On February 26, 2021, the Securities and Exchange Commission’s (“SEC”) Division of Examinations’ released a new risk alert, titled “Continued Focus on Digital Asset Securities”.
In this release, the Division of Examinations’ addresses its continued focus on the activities related to the offer, sale, and trading of securities known as “Digital Asset Securities”. The Division makes it clear to investment advisors that digital assets along with use of distributed ledger technologies will be a focus area for future examinations and discloses the related risks identified during recent examinations. RIA firms can use the components from the release that are listed below to assess and strengthen their compliance programs.
In this risk alert, the Division staff notes:
This statement represents the views of the staff of the Division of Examinations (formerly known as the Office of Compliance Inspections and Examinations). It is not a rule, regulation, or statement of the U.S. Securities and Exchange Commission (“Commission”). The Commission has neither approved nor disapproved its content. This statement, like all staff guidance, has no legal force or effect: it does not alter or amend applicable law, and it creates no new or additional obligations for any person.
The key compliance components highlighted in the release that will be assessed during investment advisors’ future examinations are as follows:
- Portfolio Management: A firm’s policies and procedures related to advising clients on digital assets will be examined closely. Specifically, the following list includes areas of focus:
- Classification of digital assets
- Due diligence on digital assets (i.e. the knowledge and understanding of the digital assets, technology involved, and volatility)
- Evaluation and mitigation of risks related to trading venues and trade execution or settlement facilities (e.g. security breaches, fraud, insolvency, market manipulation)
- Management of risks and complexities associated with “forked” and “airdropped” digital assets
- Fulfillment of advisor’s fiduciary duty
- Books and records: Advisors will be held to their recordkeeping requirements with respect to trading activity and should take into account the varying record and notification systems in place for different trading platforms when developing their own records retention process.
- Custody: The custody of digital assets will be examined for risks, practices, and compliance with Rule 206(4)-2 under the Adviser’s Act, where applicable. Division staff are said to plan on reviewing the following factors:
- Occurrences of unauthorized transactions, including theft of digital assets
- Controls around safekeeping of digital assets
- Business continuity plans where key personnel have exclusive access to private keys
- How the adviser evaluates harm due to the loss of private keys
- Reliability of software used to interact with relevant digital asset networks
- Storage of digital assets on trading platform accounts and with third party custodians
- Security procedures related to software and hardware wallets
- Disclosures: Advisors can expect investor disclosures to be examined closely, including any media such as solicitations, marketing materials, and fund documents. The disclosures must highlight all the following elements: 1) the unique risks associated with digital assets, 2) the complexities of technologies involved, 3) price volatility, 4) valuation methodology, 5) illiquidity, and 6) conflicts of interest.

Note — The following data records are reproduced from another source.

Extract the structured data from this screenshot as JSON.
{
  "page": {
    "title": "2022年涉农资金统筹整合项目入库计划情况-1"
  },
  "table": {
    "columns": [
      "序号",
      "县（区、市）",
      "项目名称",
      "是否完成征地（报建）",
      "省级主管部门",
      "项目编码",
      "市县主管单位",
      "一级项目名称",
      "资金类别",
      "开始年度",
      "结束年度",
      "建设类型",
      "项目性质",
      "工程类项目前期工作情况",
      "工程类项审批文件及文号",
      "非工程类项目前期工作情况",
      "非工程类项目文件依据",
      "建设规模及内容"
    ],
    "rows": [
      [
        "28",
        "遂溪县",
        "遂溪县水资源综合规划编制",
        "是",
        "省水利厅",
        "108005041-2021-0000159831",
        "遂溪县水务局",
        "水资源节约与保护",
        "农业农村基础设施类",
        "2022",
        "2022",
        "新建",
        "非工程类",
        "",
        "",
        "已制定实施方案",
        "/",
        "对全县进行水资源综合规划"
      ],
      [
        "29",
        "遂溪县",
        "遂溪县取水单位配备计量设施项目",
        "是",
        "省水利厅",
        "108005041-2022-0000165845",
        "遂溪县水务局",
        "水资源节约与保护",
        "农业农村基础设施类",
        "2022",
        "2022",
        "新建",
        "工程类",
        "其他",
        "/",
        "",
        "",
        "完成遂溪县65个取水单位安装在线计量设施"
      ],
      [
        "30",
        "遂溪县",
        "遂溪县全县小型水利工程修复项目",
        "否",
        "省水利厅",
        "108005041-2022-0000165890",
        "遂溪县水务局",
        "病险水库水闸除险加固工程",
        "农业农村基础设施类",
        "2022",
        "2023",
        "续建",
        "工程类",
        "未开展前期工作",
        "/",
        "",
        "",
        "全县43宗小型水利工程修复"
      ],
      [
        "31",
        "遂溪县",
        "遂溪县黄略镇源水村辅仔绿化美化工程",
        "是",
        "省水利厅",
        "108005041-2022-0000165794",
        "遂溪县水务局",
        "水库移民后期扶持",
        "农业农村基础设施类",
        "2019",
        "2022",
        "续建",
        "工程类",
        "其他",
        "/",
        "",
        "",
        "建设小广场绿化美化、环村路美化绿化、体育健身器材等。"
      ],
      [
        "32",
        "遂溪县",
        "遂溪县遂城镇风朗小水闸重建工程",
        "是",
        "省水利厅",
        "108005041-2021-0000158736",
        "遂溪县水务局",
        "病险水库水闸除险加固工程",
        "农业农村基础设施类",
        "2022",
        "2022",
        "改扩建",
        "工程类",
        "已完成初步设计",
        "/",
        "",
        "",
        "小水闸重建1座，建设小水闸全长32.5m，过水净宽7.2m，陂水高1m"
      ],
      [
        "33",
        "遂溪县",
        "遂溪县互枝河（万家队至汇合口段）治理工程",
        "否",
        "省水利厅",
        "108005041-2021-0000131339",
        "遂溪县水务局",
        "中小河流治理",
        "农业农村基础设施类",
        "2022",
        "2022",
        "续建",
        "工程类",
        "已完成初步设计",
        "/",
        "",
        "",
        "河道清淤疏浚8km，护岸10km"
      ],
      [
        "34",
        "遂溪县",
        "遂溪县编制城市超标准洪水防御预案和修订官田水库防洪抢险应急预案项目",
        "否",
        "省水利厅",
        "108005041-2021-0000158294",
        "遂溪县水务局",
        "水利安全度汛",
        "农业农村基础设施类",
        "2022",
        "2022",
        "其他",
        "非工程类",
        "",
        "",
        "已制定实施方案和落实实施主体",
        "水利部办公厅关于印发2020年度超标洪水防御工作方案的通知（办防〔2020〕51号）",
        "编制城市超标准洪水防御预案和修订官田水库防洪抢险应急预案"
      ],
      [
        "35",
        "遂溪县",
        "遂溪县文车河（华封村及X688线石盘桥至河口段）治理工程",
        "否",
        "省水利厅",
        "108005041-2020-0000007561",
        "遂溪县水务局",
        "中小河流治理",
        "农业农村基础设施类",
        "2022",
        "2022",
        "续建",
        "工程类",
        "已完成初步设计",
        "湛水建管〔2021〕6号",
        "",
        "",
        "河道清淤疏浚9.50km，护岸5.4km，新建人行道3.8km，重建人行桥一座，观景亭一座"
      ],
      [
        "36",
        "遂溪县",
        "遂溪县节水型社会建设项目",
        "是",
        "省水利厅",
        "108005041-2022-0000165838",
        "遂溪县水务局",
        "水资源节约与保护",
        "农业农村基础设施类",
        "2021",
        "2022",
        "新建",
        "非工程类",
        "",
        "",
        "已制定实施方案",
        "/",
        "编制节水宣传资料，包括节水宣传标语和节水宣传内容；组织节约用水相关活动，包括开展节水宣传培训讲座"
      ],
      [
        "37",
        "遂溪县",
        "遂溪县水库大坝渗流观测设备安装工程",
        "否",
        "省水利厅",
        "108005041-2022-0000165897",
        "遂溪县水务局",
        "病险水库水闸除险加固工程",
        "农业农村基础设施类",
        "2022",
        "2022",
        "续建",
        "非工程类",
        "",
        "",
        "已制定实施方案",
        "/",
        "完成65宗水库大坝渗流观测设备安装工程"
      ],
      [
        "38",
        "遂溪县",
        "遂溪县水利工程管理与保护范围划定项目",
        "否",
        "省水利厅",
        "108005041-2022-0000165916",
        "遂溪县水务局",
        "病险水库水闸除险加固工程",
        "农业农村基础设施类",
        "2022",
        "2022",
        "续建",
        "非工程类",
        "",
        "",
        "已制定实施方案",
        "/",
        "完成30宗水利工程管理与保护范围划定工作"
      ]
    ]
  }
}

- Pricing Client Portfolios: It is noted that investment advisors will face challenges with digital asset valuation methods due to market fragmentation, illiquidity, volatility, and vulnerabilities to manipulation. Examiners will analyze the valuation methodologies, including those used to indicate principal markets, fair value, valuation following significant events, and advisor’s detection of forked and airdropped digital assets.
- Registration Issues: With respect to proper registration, examiners will assess how firms determine their regulatory assets under management, the status of their clients, and how digital assets are characterized in pooled vehicles.
It is important to note that this eight-page release is not exhaustive, and it does not fully detail all the factors that could be considered for each RIA firm’s unique operations and compliance program.